Before running this project, ensure you have the following installed:
- Node.js
- npm or Yarn
To install the project dependencies, run the following command:
npm install
or
yarn install
To build the project, run the following command:
yarn build
To run the project after it has been built, use the following command:
yarn start
Add your sample file in the sample folder.
By default, the project uses the sample file located at SAMPLE_PATH. To provide a different sample file, modify the SAMPLE_PATH environment variable accordingly.
Running the script will test the project with TEST.MD values (and some extra)
./test.sh
I started with a naïve approach where I processed the file using a Map (for dates) combined with a Set (for distinct queries) to get the results.
- The approx. time on my machine is ~5s to do all the calculation.
- The look-up is instant (31ms for 1M ops).

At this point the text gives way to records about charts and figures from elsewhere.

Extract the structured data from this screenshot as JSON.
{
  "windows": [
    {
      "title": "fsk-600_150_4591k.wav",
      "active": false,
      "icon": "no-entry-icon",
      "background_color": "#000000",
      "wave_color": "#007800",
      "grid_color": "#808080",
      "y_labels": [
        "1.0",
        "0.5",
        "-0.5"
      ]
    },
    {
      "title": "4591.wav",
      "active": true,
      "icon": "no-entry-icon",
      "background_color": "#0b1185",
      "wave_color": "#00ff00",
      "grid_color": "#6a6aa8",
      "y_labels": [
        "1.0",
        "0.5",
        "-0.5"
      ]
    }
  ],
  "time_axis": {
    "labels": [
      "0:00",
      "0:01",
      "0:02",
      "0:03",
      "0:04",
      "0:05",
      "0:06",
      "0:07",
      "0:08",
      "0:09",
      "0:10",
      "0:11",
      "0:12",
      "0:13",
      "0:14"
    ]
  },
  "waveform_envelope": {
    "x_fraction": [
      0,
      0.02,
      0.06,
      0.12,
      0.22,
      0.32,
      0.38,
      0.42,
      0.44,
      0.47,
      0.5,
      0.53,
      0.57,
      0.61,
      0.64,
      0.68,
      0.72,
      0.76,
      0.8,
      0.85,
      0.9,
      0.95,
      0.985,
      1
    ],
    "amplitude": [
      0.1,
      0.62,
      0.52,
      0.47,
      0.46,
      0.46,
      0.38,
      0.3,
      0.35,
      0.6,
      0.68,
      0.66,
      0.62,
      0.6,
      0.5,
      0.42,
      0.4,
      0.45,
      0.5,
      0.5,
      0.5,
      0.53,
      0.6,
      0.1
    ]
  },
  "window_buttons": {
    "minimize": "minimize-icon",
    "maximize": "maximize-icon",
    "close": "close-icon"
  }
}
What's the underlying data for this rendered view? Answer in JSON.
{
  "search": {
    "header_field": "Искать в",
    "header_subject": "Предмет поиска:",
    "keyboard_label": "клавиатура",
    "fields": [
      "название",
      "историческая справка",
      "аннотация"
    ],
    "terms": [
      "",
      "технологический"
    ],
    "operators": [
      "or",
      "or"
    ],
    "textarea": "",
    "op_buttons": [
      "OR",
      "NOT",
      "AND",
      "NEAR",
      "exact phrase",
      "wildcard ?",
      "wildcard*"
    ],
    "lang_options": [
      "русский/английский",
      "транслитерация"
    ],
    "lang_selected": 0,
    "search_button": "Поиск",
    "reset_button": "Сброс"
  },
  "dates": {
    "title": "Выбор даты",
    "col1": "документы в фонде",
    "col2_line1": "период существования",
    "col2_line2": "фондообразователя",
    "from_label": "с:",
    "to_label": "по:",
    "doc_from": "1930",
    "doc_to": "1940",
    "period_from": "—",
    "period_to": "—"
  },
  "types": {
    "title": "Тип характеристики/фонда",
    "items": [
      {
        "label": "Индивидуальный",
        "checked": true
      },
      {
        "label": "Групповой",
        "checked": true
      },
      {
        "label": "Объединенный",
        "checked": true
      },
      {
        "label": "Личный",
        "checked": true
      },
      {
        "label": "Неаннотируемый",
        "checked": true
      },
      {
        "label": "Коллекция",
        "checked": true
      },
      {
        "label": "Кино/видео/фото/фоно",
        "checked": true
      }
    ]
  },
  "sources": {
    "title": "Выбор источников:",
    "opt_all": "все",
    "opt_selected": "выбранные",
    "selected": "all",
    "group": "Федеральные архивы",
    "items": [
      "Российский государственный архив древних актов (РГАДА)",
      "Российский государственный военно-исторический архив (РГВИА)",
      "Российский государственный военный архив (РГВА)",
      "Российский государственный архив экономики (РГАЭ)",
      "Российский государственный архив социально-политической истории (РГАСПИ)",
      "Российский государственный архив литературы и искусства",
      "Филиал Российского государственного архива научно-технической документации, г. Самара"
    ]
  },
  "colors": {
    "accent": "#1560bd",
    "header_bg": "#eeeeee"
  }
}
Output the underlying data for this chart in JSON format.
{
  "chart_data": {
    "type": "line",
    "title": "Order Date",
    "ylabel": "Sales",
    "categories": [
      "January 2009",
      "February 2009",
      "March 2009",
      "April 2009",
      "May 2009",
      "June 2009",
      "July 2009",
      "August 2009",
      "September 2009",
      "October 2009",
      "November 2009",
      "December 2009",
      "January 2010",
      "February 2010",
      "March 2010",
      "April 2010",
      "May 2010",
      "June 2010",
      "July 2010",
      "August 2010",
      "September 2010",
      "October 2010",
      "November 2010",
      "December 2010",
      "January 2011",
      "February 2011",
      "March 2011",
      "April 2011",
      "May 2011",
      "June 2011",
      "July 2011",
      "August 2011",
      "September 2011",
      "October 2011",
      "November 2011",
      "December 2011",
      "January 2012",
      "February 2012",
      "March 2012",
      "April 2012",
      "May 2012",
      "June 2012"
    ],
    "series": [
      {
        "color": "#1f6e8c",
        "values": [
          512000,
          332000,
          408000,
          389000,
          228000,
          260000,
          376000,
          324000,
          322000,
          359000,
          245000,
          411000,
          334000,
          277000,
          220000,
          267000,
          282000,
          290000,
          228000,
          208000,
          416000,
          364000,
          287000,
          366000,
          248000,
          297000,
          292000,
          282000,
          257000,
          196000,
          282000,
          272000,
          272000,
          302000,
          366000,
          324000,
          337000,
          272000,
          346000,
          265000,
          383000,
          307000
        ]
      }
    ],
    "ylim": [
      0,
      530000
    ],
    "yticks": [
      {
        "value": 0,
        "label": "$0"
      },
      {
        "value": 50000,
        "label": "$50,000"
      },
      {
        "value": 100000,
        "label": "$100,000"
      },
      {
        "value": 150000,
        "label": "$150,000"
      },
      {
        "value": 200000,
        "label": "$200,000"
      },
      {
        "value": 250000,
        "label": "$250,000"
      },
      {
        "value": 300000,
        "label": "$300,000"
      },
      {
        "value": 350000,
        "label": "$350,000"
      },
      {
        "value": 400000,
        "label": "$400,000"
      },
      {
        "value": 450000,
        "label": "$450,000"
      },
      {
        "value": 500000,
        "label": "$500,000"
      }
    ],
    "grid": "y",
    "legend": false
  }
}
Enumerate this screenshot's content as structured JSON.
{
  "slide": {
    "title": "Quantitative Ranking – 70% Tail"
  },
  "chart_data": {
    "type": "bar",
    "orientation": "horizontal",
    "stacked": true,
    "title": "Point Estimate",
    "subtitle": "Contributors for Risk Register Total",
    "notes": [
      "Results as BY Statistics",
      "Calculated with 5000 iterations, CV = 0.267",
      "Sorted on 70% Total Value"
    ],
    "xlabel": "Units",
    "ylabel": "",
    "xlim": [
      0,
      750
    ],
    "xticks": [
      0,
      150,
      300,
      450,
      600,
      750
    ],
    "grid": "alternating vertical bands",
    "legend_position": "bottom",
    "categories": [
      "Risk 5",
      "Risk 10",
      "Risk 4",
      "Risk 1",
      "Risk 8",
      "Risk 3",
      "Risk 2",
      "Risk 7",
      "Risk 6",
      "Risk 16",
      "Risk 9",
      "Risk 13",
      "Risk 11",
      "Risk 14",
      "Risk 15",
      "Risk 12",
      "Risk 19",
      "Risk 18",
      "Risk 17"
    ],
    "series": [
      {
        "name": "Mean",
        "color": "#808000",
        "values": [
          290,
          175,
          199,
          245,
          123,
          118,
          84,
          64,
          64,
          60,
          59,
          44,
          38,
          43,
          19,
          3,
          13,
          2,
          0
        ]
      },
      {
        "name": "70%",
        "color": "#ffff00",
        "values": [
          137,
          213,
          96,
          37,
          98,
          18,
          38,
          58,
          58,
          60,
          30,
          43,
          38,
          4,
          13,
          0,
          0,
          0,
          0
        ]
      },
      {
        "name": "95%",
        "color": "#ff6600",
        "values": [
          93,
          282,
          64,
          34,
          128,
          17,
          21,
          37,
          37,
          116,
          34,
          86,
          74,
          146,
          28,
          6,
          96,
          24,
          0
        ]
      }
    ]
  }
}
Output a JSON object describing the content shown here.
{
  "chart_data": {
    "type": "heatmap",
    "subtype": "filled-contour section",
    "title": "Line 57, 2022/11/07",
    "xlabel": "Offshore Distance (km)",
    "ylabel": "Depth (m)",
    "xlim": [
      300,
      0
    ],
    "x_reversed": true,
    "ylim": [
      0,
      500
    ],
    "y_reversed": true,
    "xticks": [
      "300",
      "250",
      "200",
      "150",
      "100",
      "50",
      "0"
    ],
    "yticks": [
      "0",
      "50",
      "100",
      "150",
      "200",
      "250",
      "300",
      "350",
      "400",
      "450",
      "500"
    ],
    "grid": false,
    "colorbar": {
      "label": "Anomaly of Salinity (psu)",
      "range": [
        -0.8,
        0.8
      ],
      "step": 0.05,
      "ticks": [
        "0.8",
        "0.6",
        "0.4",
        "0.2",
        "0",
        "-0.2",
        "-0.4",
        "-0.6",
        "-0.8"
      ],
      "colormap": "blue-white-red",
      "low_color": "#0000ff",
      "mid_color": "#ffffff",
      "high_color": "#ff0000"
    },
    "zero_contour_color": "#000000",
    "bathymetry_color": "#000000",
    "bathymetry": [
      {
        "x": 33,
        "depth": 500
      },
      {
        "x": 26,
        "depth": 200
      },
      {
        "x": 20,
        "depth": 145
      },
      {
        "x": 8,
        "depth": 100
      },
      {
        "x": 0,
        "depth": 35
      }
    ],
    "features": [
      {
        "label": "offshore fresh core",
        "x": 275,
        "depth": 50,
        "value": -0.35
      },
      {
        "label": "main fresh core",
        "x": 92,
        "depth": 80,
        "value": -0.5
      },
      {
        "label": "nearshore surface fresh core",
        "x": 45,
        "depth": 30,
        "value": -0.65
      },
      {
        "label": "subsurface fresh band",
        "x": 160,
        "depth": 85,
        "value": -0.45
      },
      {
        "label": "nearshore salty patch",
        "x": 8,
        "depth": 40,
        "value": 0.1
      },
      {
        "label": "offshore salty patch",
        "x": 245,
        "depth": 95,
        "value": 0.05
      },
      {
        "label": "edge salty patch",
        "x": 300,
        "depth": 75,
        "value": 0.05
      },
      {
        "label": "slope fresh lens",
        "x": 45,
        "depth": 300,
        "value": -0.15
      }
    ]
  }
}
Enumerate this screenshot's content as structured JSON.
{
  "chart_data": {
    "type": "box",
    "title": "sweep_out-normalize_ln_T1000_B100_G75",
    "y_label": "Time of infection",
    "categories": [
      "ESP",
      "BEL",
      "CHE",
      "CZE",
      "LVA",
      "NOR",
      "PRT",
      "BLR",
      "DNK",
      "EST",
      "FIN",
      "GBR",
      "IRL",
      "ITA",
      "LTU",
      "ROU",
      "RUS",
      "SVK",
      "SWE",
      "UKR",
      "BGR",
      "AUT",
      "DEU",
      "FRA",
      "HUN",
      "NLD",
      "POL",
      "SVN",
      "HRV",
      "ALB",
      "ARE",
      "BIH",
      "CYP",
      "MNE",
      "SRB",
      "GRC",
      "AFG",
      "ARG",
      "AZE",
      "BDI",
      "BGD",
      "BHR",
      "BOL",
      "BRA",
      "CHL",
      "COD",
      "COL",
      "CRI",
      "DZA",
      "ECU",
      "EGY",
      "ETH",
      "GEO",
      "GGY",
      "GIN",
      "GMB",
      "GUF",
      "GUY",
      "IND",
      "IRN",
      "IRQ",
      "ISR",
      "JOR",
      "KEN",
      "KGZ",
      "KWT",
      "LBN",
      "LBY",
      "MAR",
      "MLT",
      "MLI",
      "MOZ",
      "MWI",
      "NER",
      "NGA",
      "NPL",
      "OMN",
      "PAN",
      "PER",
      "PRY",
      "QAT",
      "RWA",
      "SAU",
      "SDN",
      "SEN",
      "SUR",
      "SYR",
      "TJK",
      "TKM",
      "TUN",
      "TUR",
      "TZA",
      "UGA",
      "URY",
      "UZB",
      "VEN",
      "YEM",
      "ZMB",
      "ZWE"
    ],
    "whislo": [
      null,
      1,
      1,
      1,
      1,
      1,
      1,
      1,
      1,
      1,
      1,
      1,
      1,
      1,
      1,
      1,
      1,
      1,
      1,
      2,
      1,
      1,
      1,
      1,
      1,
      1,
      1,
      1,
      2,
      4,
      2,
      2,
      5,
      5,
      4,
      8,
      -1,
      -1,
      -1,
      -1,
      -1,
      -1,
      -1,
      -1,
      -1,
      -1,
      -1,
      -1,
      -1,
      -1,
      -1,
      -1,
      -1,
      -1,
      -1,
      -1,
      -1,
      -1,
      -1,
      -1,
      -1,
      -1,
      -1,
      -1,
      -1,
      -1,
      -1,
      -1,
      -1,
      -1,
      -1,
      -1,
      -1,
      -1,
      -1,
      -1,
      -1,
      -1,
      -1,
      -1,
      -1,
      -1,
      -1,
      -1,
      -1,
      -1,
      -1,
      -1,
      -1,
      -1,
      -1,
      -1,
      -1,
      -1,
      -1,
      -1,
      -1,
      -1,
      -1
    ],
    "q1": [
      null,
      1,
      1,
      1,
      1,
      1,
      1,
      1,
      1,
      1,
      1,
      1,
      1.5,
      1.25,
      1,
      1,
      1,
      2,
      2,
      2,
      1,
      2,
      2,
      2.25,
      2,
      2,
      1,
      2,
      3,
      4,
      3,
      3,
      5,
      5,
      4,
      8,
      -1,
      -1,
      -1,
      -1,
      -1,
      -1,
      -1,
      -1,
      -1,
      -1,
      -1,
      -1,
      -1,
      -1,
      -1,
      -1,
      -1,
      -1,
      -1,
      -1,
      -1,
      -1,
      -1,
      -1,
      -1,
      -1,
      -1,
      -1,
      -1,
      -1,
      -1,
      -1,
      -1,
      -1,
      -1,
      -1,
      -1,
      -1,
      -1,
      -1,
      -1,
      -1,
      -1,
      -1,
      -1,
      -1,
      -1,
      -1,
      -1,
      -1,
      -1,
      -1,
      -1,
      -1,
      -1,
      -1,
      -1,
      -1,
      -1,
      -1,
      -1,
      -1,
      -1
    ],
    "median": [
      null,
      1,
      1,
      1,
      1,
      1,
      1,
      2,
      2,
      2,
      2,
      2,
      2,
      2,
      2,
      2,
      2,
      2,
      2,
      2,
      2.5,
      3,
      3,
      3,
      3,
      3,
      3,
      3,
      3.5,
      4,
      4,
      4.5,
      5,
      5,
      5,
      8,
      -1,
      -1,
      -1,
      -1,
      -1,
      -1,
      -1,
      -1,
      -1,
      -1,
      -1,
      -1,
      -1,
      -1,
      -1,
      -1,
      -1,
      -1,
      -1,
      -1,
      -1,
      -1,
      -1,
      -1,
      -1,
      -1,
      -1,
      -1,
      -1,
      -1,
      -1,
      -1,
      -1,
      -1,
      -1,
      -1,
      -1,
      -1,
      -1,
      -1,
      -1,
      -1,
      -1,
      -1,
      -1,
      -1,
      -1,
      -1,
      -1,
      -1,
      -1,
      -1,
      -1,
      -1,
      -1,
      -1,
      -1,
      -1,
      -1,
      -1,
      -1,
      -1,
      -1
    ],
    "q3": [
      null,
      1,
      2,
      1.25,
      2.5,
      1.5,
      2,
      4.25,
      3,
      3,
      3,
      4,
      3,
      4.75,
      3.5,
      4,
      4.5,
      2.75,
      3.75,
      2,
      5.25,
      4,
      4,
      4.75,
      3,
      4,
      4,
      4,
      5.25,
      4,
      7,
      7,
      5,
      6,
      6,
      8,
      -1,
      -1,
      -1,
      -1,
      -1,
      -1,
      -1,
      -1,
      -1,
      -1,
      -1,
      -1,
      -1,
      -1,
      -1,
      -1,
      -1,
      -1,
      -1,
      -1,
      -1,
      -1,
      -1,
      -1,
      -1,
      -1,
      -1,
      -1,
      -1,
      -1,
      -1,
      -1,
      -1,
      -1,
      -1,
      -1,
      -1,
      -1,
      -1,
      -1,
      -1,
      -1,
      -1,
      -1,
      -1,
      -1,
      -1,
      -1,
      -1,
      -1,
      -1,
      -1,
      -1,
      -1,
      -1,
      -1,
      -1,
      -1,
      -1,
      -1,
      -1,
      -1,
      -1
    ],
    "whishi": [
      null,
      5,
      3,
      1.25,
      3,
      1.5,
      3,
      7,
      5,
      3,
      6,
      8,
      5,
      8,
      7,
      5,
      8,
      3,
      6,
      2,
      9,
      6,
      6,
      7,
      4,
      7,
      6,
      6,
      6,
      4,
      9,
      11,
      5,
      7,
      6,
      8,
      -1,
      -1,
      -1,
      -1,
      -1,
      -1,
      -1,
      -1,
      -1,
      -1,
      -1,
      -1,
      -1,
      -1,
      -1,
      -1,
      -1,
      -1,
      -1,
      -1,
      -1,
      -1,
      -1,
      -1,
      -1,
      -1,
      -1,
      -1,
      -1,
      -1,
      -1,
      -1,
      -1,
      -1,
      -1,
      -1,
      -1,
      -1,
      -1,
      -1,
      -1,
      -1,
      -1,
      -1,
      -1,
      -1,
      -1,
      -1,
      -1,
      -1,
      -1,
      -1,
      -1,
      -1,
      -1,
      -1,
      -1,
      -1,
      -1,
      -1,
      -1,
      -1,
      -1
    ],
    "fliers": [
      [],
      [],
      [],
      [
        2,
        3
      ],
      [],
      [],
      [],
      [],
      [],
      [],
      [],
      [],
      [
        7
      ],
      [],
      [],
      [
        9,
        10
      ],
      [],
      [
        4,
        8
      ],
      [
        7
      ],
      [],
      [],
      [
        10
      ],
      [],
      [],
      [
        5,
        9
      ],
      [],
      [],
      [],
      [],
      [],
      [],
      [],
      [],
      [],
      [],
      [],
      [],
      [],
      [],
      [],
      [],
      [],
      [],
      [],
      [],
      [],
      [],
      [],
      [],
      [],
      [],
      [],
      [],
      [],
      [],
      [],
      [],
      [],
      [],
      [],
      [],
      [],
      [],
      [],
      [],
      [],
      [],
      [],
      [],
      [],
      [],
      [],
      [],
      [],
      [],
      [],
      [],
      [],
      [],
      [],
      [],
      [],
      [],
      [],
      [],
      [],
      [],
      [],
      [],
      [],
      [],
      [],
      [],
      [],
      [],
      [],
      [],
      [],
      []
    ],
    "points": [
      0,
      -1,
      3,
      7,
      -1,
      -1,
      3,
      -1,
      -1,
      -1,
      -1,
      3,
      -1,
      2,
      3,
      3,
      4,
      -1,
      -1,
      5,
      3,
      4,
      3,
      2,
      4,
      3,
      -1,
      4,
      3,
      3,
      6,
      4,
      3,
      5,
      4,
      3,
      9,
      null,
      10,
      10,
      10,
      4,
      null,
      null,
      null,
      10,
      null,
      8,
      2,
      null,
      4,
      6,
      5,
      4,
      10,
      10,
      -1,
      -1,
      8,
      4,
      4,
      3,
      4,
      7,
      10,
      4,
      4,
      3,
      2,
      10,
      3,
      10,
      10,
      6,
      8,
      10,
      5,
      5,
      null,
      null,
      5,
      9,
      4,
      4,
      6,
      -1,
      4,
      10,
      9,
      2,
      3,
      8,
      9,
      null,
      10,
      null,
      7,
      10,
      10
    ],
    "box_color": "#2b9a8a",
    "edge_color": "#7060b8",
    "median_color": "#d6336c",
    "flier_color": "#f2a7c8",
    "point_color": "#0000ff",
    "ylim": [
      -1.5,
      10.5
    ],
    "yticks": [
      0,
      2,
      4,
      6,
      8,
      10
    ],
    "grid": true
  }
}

This could lead to scalability issues with bigger datasets but in my opinion acceptable for datasets of few days.
I tried using a prefix-trie approach, but after testing I found out it's less efficient:
- More processing time for calculation (~8s)
- Look-up take more time (~210ms for 1M ops)
- Bigger size in memory (a bit more than Map/set approach)
I also thought doing on-demand calculation for very huge datasets using an approximation approach
We know that a logfile is chronologically ordered hence we could try to find the beginning of the calculation based on the precision asked with a bisection method.